「ほら、離して」
「煩い!!」
「つっ!!」
思いっきり右ストレートを食らってしまった。
「いったあい!」
「煩いんだよ!!」
パニックを起こして1人が叫び出すとようやく外の異変に気が付いたのか店員がドアに近づくのが見えて痛みを堪えながら電話をジェスチャーで伝えた。
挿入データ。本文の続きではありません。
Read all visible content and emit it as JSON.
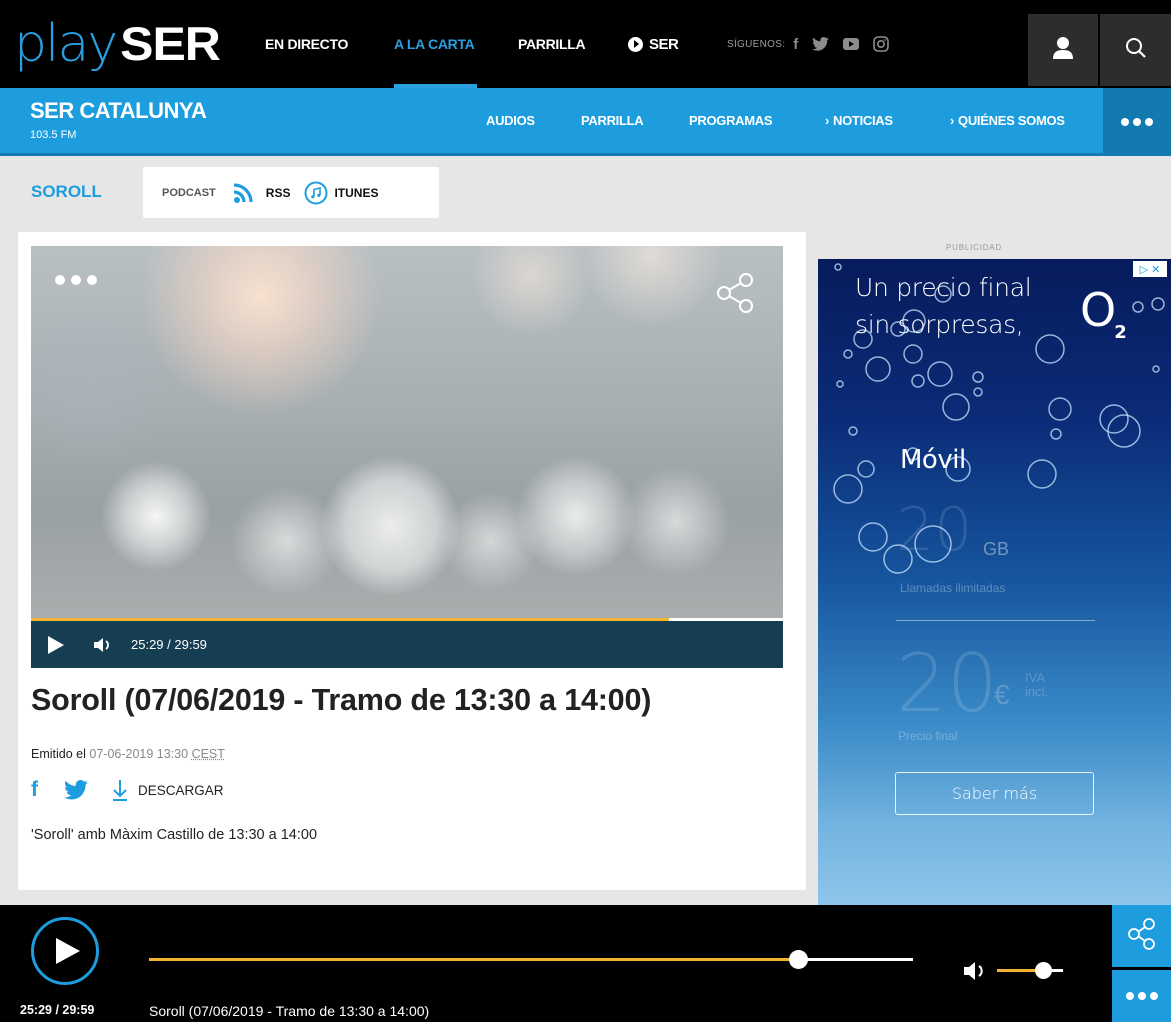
{
  "brand": {
    "play": "play",
    "ser": "SER"
  },
  "topnav": {
    "en_directo": "EN DIRECTO",
    "a_la_carta": "A LA CARTA",
    "parrilla": "PARRILLA",
    "ser": "SER",
    "siguenos": "SÍGUENOS:",
    "social": [
      "facebook-icon",
      "twitter-icon",
      "youtube-icon",
      "instagram-icon"
    ]
  },
  "station": {
    "name": "SER CATALUNYA",
    "freq": "103.5 FM",
    "nav": {
      "audios": "AUDIOS",
      "parrilla": "PARRILLA",
      "programas": "PROGRAMAS",
      "noticias": "NOTICIAS",
      "quienes_somos": "QUIÉNES SOMOS"
    }
  },
  "program": {
    "name": "SOROLL",
    "podcast_label": "PODCAST",
    "rss": "RSS",
    "itunes": "ITUNES"
  },
  "episode": {
    "time": "25:29 / 29:59",
    "progress": 0.849,
    "title": "Soroll (07/06/2019 - Tramo de 13:30 a 14:00)",
    "emitido_label": "Emitido el",
    "date": "07-06-2019 13:30",
    "tz": "CEST",
    "download": "DESCARGAR",
    "description": "'Soroll' amb Màxim Castillo de 13:30 a 14:00"
  },
  "ad": {
    "label": "PUBLICIDAD",
    "line1": "Un precio final",
    "line2": "sin sorpresas,",
    "brand": "O",
    "brand_sub": "2",
    "movil": "Móvil",
    "gb_amount": "20",
    "gb_unit": "GB",
    "llamadas": "Llamadas ilimitadas",
    "price": "20",
    "currency": "€",
    "iva1": "IVA",
    "iva2": "incl.",
    "precio_final": "Precio final",
    "cta": "Saber más"
  },
  "player": {
    "time": "25:29 / 29:59",
    "title": "Soroll (07/06/2019 - Tramo de 13:30 a 14:00)",
    "progress": 0.849,
    "volume": 0.7
  },
  "colors": {
    "accent": "#1d9ddd",
    "progress": "#f4b331",
    "topbar": "#000000",
    "player_controls": "#163e52"
  }
}
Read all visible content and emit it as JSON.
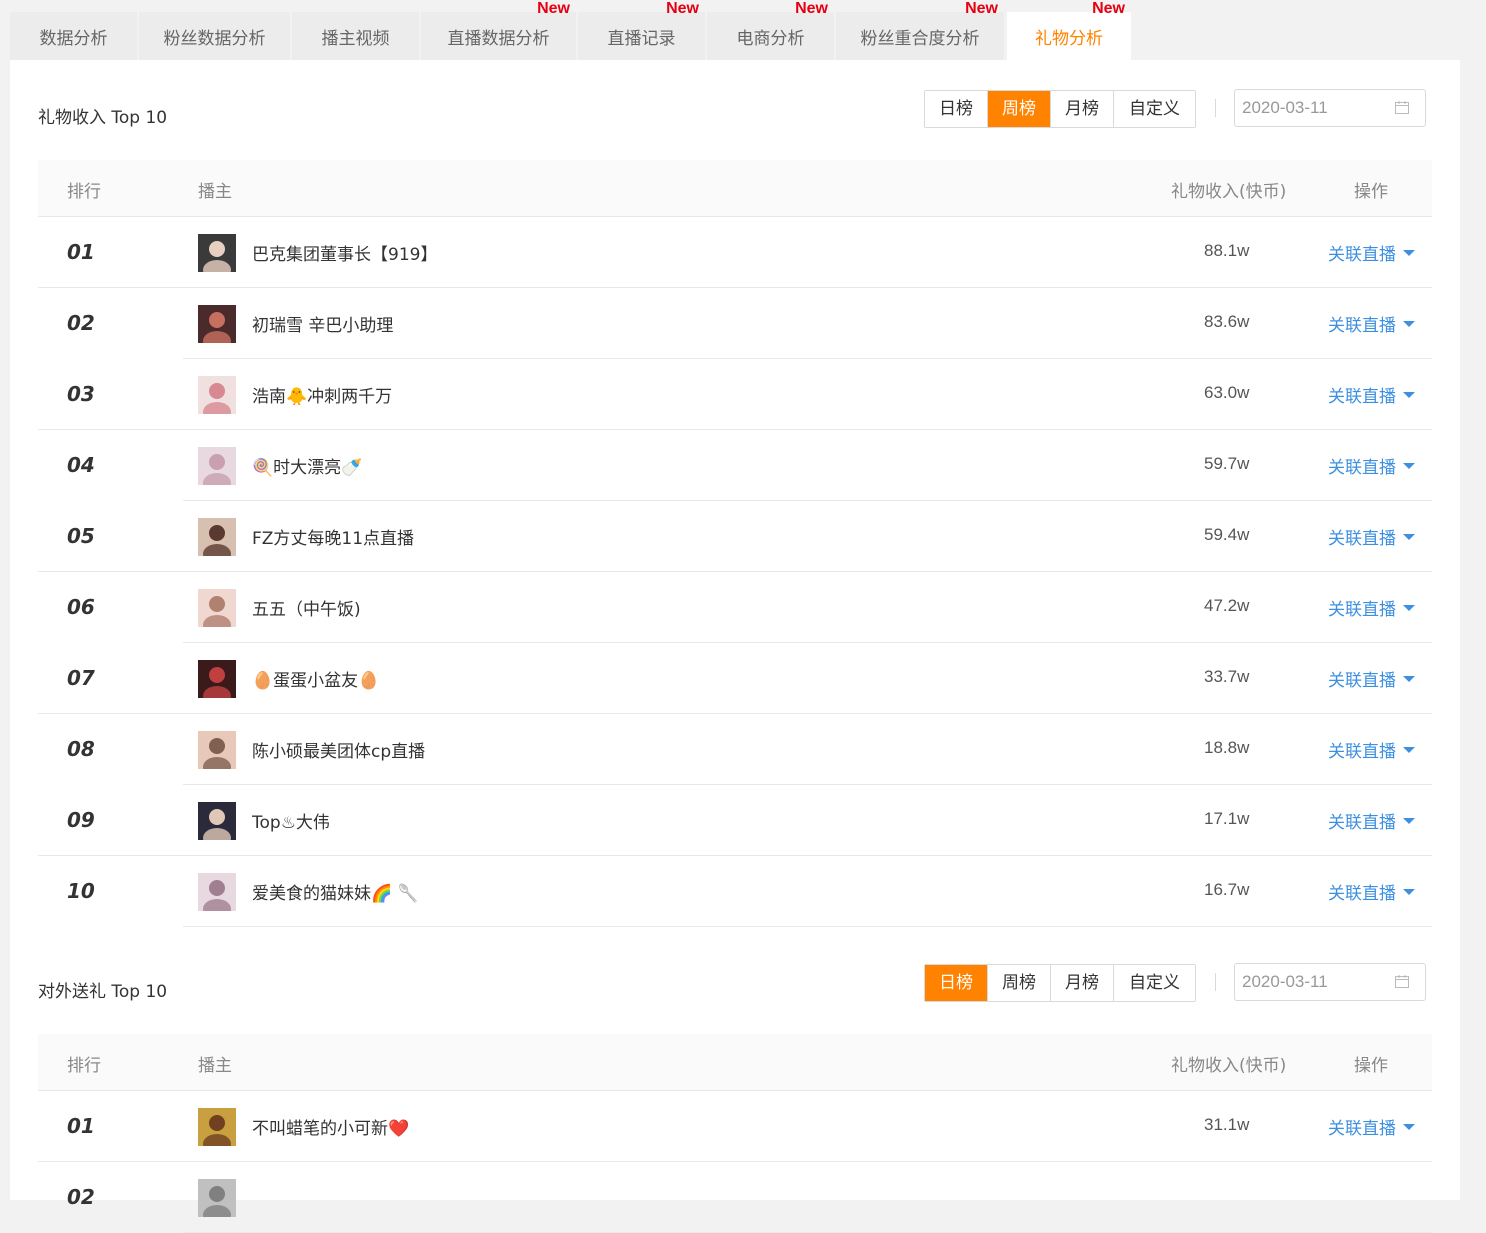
{
  "tabs": [
    {
      "label": "数据分析",
      "new": false
    },
    {
      "label": "粉丝数据分析",
      "new": false
    },
    {
      "label": "播主视频",
      "new": false
    },
    {
      "label": "直播数据分析",
      "new": true
    },
    {
      "label": "直播记录",
      "new": true
    },
    {
      "label": "电商分析",
      "new": true
    },
    {
      "label": "粉丝重合度分析",
      "new": true
    },
    {
      "label": "礼物分析",
      "new": true
    }
  ],
  "new_badge": "New",
  "active_tab": "礼物分析",
  "sections": [
    {
      "title": "礼物收入 Top 10",
      "range_buttons": [
        "日榜",
        "周榜",
        "月榜",
        "自定义"
      ],
      "active_range": "周榜",
      "date_value": "2020-03-11",
      "columns": {
        "rank": "排行",
        "anchor": "播主",
        "income": "礼物收入(快币)",
        "action": "操作"
      },
      "rows": [
        {
          "rank": "01",
          "name": "巴克集团董事长【919】",
          "income": "88.1w",
          "action": "关联直播"
        },
        {
          "rank": "02",
          "name": "初瑞雪 辛巴小助理",
          "income": "83.6w",
          "action": "关联直播"
        },
        {
          "rank": "03",
          "name": "浩南🐥冲刺两千万",
          "income": "63.0w",
          "action": "关联直播"
        },
        {
          "rank": "04",
          "name": "🍭时大漂亮🍼",
          "income": "59.7w",
          "action": "关联直播"
        },
        {
          "rank": "05",
          "name": "FZ方丈每晚11点直播",
          "income": "59.4w",
          "action": "关联直播"
        },
        {
          "rank": "06",
          "name": "五五（中午饭)",
          "income": "47.2w",
          "action": "关联直播"
        },
        {
          "rank": "07",
          "name": "🥚蛋蛋小盆友🥚",
          "income": "33.7w",
          "action": "关联直播"
        },
        {
          "rank": "08",
          "name": "陈小硕最美团体cp直播",
          "income": "18.8w",
          "action": "关联直播"
        },
        {
          "rank": "09",
          "name": "Top♨大伟",
          "income": "17.1w",
          "action": "关联直播"
        },
        {
          "rank": "10",
          "name": "爱美食的猫妹妹🌈 🥄",
          "income": "16.7w",
          "action": "关联直播"
        }
      ]
    },
    {
      "title": "对外送礼 Top 10",
      "range_buttons": [
        "日榜",
        "周榜",
        "月榜",
        "自定义"
      ],
      "active_range": "日榜",
      "date_value": "2020-03-11",
      "columns": {
        "rank": "排行",
        "anchor": "播主",
        "income": "礼物收入(快币)",
        "action": "操作"
      },
      "rows": [
        {
          "rank": "01",
          "name": "不叫蜡笔的小可新❤️",
          "income": "31.1w",
          "action": "关联直播"
        },
        {
          "rank": "02",
          "name": "",
          "income": "",
          "action": ""
        }
      ]
    }
  ],
  "colors": {
    "accent": "#ff8200",
    "link": "#3d8fe0",
    "new_badge": "#e60012"
  }
}
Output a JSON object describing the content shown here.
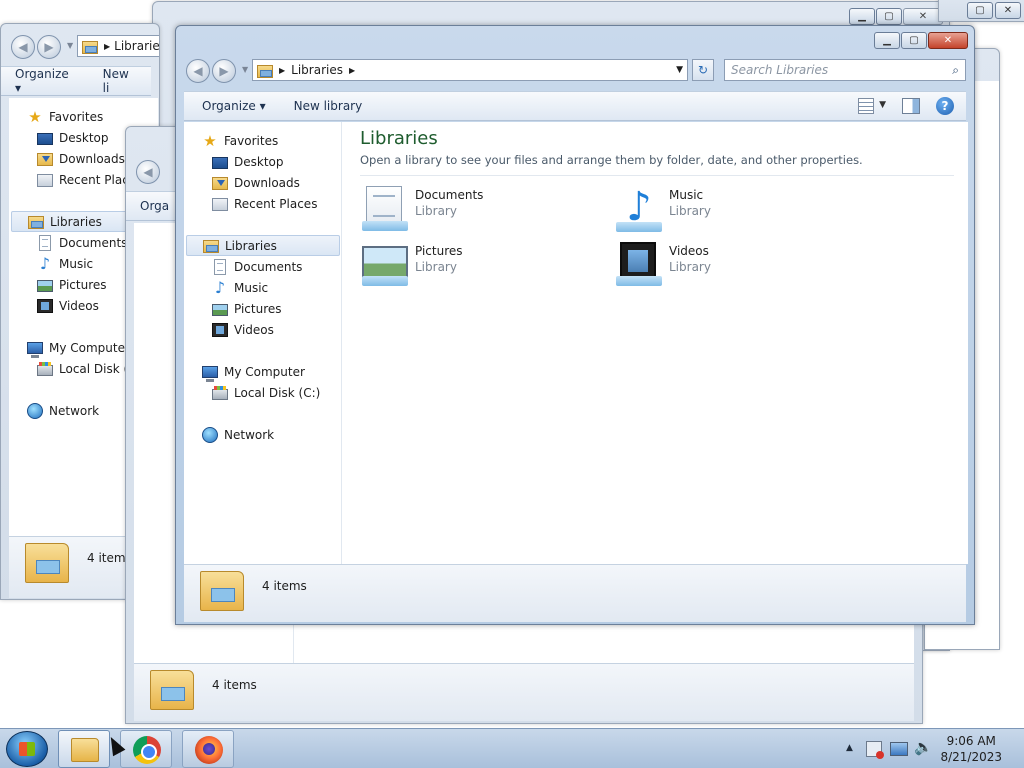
{
  "window": {
    "breadcrumb": "Libraries",
    "search_placeholder": "Search Libraries",
    "caption": {
      "min": "▁",
      "max": "▢",
      "close": "✕"
    }
  },
  "toolbar": {
    "organize": "Organize ▾",
    "new_library": "New library",
    "new_library_short": "New li",
    "organize_short": "Orga"
  },
  "nav": {
    "favorites": "Favorites",
    "desktop": "Desktop",
    "downloads": "Downloads",
    "recent_places": "Recent Places",
    "recent_places_short": "Recent Place",
    "libraries": "Libraries",
    "documents": "Documents",
    "music": "Music",
    "pictures": "Pictures",
    "videos": "Videos",
    "my_computer": "My Computer",
    "local_disk": "Local Disk (C:)",
    "local_disk_short": "Local Disk (C",
    "network": "Network"
  },
  "content": {
    "title": "Libraries",
    "description": "Open a library to see your files and arrange them by folder, date, and other properties.",
    "items": [
      {
        "name": "Documents",
        "type": "Library"
      },
      {
        "name": "Music",
        "type": "Library"
      },
      {
        "name": "Pictures",
        "type": "Library"
      },
      {
        "name": "Videos",
        "type": "Library"
      }
    ]
  },
  "status": {
    "count": "4 items",
    "count_short": "4 items"
  },
  "taskbar": {
    "time": "9:06 AM",
    "date": "8/21/2023",
    "tray_arrow": "▲"
  },
  "colors": {
    "title_green": "#1e5c2e",
    "taskbar": "#a9c0db",
    "close_red": "#c4432a"
  }
}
「もう、女の顔になんてことするのよ。口、なか・・・切れた・・・・・・。」
右頬を押さえる。
「なんで言うこと訊かないんだ!」
「ば、かね。訊いた、ら・・・終わりじゃないの。」
悪態を付いて雪道に座り込む。
「もう、痛いし寒い!!この馬鹿!!」
アタフタする2人組にとことん罵声を浴びせた。
「月依さん・・・・・・?」
痛みに耐えて警察と救急車を待っていると訊き覚えのある声がして顔を上げた。
「殴られたの?」
「ああ、燵夜くん・・・・・・今日は、お店休みでしょう?」
「近くの居酒屋に友達から呼び出しがあって・・・って俺のことはいいです。血が出てる。」
「いいから、その、2人。見張って。」
言われて視線を移すとパニックを起こしている何とも冴えないオジサン2人が居た。